Nation-World | Immigration reform stalls in Congress | The Detroit News
September 9th, 2011Nation-World | Immigration reform stalls in Congress | The Detroit News.
Worries over ease of terrorists’ entry into U.S. means legislation remains elusive
Marisa Schultz/ The Detroit News
The week before the Sept. 11, 2001, attacks, President George W. Bush welcomed Mexican President Vicente Fox to the White House for his first state dinner of upscale Tex-Mex.
Fox proclaimed the two countries could reach an immigration agreement by year’s end. And Bush, bucking some in his Republican Party, entertained ideas of granting legal status for some Mexican immigrants.
The news of high-level immigration talks thrilled Veronica T. Thronson, who worked in New York for an immigrant advocacy group. Their midtown office was abuzz with excitement that reform was finally going to happen in 2001. They pushed out press releases heralding the progress.
“Then Sept. 11 happened,” said Thronson, who now heads Michigan State University College of Law’s Immigration Law Clinic. “We knew that immigrants were going to be blamed somehow. That day it happened.”
Shortly after it was discovered that 9/11 hijackers entered the country with legally issued visas, the conversation around immigration became inextricably linked with terrorism. The anti-foreigner movement that took shape and the preoccupation with protecting the United States effectively knocked immigration reform off the national agenda. Ten years later, comprehensive legislation to alter how and when foreigners can become citizens has remained elusive.
Even a small part of immigration reform, known as the DREAM Act, has failed to pass Congress every time it’s been introduced in the past decade. It would allow undocumented students a pathway to citizenship through two years of college or military service.
After the initial horror of the terrorist attacks dissipated, the country was rocked by a prolonged recession in which millions of legal citizens were jobless. The downturn coincided with the spread of immigrant populations.

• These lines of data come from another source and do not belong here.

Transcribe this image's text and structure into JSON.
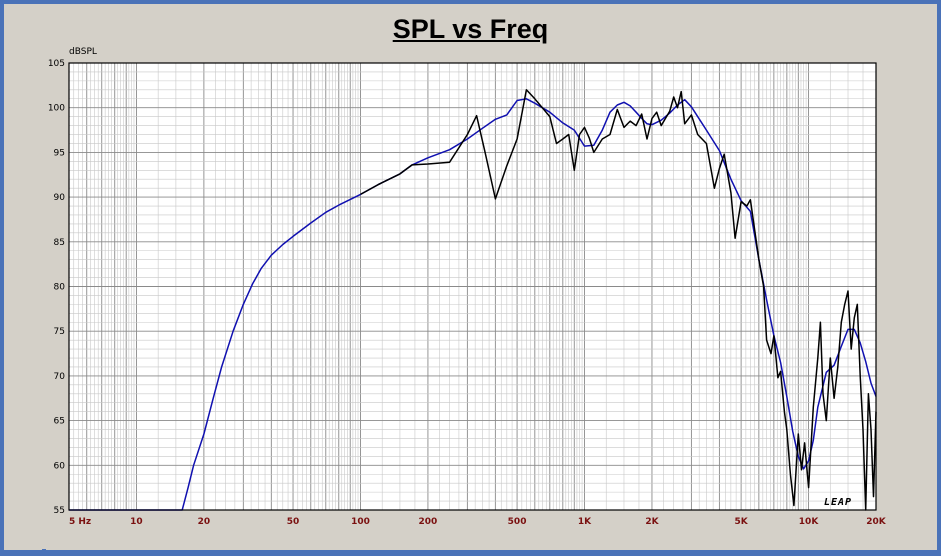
{
  "title": "SPL vs Freq",
  "brand": "LEAP",
  "chart_data": {
    "type": "line",
    "title": "SPL vs Freq",
    "ylabel": "dBSPL",
    "xlabel": "",
    "x_scale": "log",
    "xlim": [
      5,
      20000
    ],
    "ylim": [
      55,
      105
    ],
    "grid": true,
    "y_ticks": [
      55,
      60,
      65,
      70,
      75,
      80,
      85,
      90,
      95,
      100,
      105
    ],
    "x_ticks": [
      {
        "value": 5,
        "label": "5  Hz"
      },
      {
        "value": 10,
        "label": "10"
      },
      {
        "value": 20,
        "label": "20"
      },
      {
        "value": 50,
        "label": "50"
      },
      {
        "value": 100,
        "label": "100"
      },
      {
        "value": 200,
        "label": "200"
      },
      {
        "value": 500,
        "label": "500"
      },
      {
        "value": 1000,
        "label": "1K"
      },
      {
        "value": 2000,
        "label": "2K"
      },
      {
        "value": 5000,
        "label": "5K"
      },
      {
        "value": 10000,
        "label": "10K"
      },
      {
        "value": 20000,
        "label": "20K"
      }
    ],
    "series": [
      {
        "color": "#1010b0",
        "points": [
          [
            5,
            55
          ],
          [
            16,
            55
          ],
          [
            17,
            57.5
          ],
          [
            18,
            60
          ],
          [
            20,
            63.5
          ],
          [
            22,
            67.5
          ],
          [
            24,
            71
          ],
          [
            27,
            75
          ],
          [
            30,
            78
          ],
          [
            33,
            80.3
          ],
          [
            36,
            82
          ],
          [
            40,
            83.5
          ],
          [
            45,
            84.7
          ],
          [
            50,
            85.6
          ],
          [
            60,
            87.1
          ],
          [
            70,
            88.3
          ],
          [
            80,
            89.1
          ],
          [
            100,
            90.3
          ],
          [
            120,
            91.4
          ],
          [
            150,
            92.6
          ],
          [
            170,
            93.6
          ],
          [
            200,
            94.4
          ],
          [
            250,
            95.3
          ],
          [
            300,
            96.5
          ],
          [
            350,
            97.7
          ],
          [
            400,
            98.7
          ],
          [
            450,
            99.2
          ],
          [
            500,
            100.8
          ],
          [
            550,
            101
          ],
          [
            600,
            100.5
          ],
          [
            700,
            99.5
          ],
          [
            800,
            98.3
          ],
          [
            900,
            97.5
          ],
          [
            1000,
            95.7
          ],
          [
            1100,
            95.8
          ],
          [
            1200,
            97.5
          ],
          [
            1300,
            99.5
          ],
          [
            1400,
            100.3
          ],
          [
            1500,
            100.6
          ],
          [
            1600,
            100.2
          ],
          [
            1700,
            99.5
          ],
          [
            1800,
            98.8
          ],
          [
            1900,
            98.2
          ],
          [
            2000,
            98.1
          ],
          [
            2200,
            98.6
          ],
          [
            2400,
            99.4
          ],
          [
            2600,
            100.3
          ],
          [
            2800,
            100.9
          ],
          [
            3000,
            100.1
          ],
          [
            3500,
            97.5
          ],
          [
            4000,
            95.2
          ],
          [
            4500,
            92
          ],
          [
            5000,
            89.6
          ],
          [
            5500,
            88.4
          ],
          [
            6000,
            83
          ],
          [
            6500,
            78.5
          ],
          [
            7000,
            74.5
          ],
          [
            7500,
            71.5
          ],
          [
            8000,
            67.7
          ],
          [
            8500,
            63.8
          ],
          [
            9000,
            61
          ],
          [
            9500,
            59.6
          ],
          [
            10000,
            60.5
          ],
          [
            10500,
            62.8
          ],
          [
            11000,
            66.5
          ],
          [
            12000,
            70.4
          ],
          [
            13000,
            71.2
          ],
          [
            14000,
            73.3
          ],
          [
            15000,
            75.2
          ],
          [
            16000,
            75.2
          ],
          [
            17000,
            73.7
          ],
          [
            18000,
            71.6
          ],
          [
            19000,
            69.2
          ],
          [
            20000,
            67.7
          ]
        ]
      },
      {
        "color": "#000000",
        "points": [
          [
            100,
            90.3
          ],
          [
            120,
            91.4
          ],
          [
            150,
            92.6
          ],
          [
            170,
            93.6
          ],
          [
            200,
            93.7
          ],
          [
            250,
            93.9
          ],
          [
            300,
            97
          ],
          [
            330,
            99.1
          ],
          [
            360,
            95
          ],
          [
            400,
            89.8
          ],
          [
            450,
            93.5
          ],
          [
            500,
            96.5
          ],
          [
            550,
            102
          ],
          [
            600,
            101
          ],
          [
            700,
            99
          ],
          [
            750,
            96
          ],
          [
            800,
            96.5
          ],
          [
            850,
            97
          ],
          [
            900,
            93
          ],
          [
            950,
            97
          ],
          [
            1000,
            97.8
          ],
          [
            1050,
            96.6
          ],
          [
            1100,
            95
          ],
          [
            1200,
            96.5
          ],
          [
            1300,
            97
          ],
          [
            1400,
            99.8
          ],
          [
            1500,
            97.8
          ],
          [
            1600,
            98.5
          ],
          [
            1700,
            98
          ],
          [
            1800,
            99.3
          ],
          [
            1900,
            96.5
          ],
          [
            2000,
            98.8
          ],
          [
            2100,
            99.5
          ],
          [
            2200,
            98
          ],
          [
            2400,
            99.6
          ],
          [
            2500,
            101.2
          ],
          [
            2600,
            100
          ],
          [
            2700,
            101.8
          ],
          [
            2800,
            98.2
          ],
          [
            3000,
            99.2
          ],
          [
            3200,
            97
          ],
          [
            3500,
            96
          ],
          [
            3800,
            91
          ],
          [
            4000,
            93.2
          ],
          [
            4200,
            94.8
          ],
          [
            4500,
            90.5
          ],
          [
            4700,
            85.4
          ],
          [
            5000,
            89.5
          ],
          [
            5300,
            89
          ],
          [
            5500,
            89.7
          ],
          [
            6000,
            83
          ],
          [
            6300,
            80
          ],
          [
            6500,
            74
          ],
          [
            6800,
            72.5
          ],
          [
            7000,
            74.5
          ],
          [
            7300,
            69.8
          ],
          [
            7500,
            70.5
          ],
          [
            7800,
            66
          ],
          [
            8000,
            64
          ],
          [
            8300,
            59
          ],
          [
            8600,
            55.5
          ],
          [
            9000,
            63.5
          ],
          [
            9300,
            59.5
          ],
          [
            9600,
            62.5
          ],
          [
            10000,
            57.5
          ],
          [
            10500,
            66.5
          ],
          [
            11000,
            72
          ],
          [
            11300,
            76
          ],
          [
            11600,
            68
          ],
          [
            12000,
            65
          ],
          [
            12500,
            72
          ],
          [
            13000,
            67.5
          ],
          [
            13500,
            71
          ],
          [
            14000,
            76
          ],
          [
            14500,
            78
          ],
          [
            15000,
            79.5
          ],
          [
            15500,
            73
          ],
          [
            16000,
            76.5
          ],
          [
            16500,
            78
          ],
          [
            17000,
            70
          ],
          [
            17500,
            64
          ],
          [
            18000,
            55
          ],
          [
            18500,
            68
          ],
          [
            19000,
            64
          ],
          [
            19500,
            56.5
          ],
          [
            20000,
            66
          ]
        ]
      }
    ]
  }
}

Historically, immigrants primarily settled in six states, including New York, California and Texas, said Ann Chih Lin, associate professor of public policy at the University of Michigan. But during the boom years of the 1990s, big influxes spread to states throughout the country. That set the stage for difficulties as some Americans became preoccupied with security, feared outsiders and had a grassroots anti-immigrant sentiment, Lin said.

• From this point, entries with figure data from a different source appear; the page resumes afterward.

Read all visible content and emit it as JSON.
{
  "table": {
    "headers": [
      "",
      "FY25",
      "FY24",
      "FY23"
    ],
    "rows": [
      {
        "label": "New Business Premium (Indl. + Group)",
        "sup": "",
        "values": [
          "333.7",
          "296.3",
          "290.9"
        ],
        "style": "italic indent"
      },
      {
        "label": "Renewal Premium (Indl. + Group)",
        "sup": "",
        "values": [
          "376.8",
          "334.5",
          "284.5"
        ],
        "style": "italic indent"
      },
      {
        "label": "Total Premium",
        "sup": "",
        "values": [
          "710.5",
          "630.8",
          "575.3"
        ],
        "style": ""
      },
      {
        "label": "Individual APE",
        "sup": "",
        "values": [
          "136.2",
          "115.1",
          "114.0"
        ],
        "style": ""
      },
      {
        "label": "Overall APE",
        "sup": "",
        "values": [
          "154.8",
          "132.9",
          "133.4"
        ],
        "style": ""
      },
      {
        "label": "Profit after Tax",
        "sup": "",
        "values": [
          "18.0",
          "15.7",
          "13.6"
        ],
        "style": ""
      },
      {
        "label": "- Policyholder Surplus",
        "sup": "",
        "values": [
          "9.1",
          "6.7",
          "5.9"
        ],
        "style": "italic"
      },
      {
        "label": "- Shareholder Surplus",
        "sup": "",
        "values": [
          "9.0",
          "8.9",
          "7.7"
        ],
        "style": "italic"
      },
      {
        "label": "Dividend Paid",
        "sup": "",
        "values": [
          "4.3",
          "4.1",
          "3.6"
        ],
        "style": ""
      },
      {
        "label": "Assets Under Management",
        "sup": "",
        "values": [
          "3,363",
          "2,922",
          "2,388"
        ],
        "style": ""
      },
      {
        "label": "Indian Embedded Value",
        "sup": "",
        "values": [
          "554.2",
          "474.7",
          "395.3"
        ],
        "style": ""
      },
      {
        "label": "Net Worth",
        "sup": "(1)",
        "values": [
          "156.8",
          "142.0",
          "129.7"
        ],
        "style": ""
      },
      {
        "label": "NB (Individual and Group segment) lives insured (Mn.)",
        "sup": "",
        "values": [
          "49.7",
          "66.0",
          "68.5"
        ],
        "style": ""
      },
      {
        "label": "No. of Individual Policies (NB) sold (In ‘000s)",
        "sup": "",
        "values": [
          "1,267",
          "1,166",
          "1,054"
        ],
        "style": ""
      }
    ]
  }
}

“You can overlook a lot of foreigners when the economy is going well,” Lin said. “The bad economy stranded them in places that didn’t have the infrastructure to help resolve some of these problems.”
Assisting illegal immigrants hasn’t been a political priority in Washington, and the focus instead has been on border security, deportations and ensuring people don’t come to the United States to do harm. Though he supports the DREAM Act and immigration reform, President Barack Obama has ramped up deportations and deployed more security personnel to the southern border than ever before.
David Koelsch, professor at the University of Detroit Mercy School of Law, views the shift in attitude since 9/11 as a “net positive.” Prior to the attacks, immigration was a “sleeping giant” with laws not being enforced and people not associating the influx of foreigners with security.
Afterward, the Department of Homeland Security was set up. There’s better coordination among federal agencies, and local authorities are working with federal agencies to facilitate deportations following jail sentences, said Koelsch, who directs the Immigration Law Clinic at the college.
Lin and Thronson believe major immigration reform would have had a good chance of passing during the Bush administration had it not been for 9/11. Koelsch believes that’s an oversimplification. All three want comprehensive immigration reform, but their visions for solutions vary.
Meantime, the inability of Congress to pass an immigration package has spurred state and local politicians to pass their own laws, such as Arizona’s legislation giving police broad powers to detain those suspected of being undocumented, as well as legislation in New Mexico and elsewhere to allow illegal immigrants to obtain driver’s licenses.
Even in Michigan — with among the lowest percentages of undocumented residents, according to the Pew Hispanic Center — a package of bills is pending in the Legislature that would crack down on undocumented immigrants who live and work here. One bill is similar to Arizona’s divisive law.
As Thronson supervises her students, she looks back a decade ago to the progress in the making. “We were so close,” she said. “We were so close.”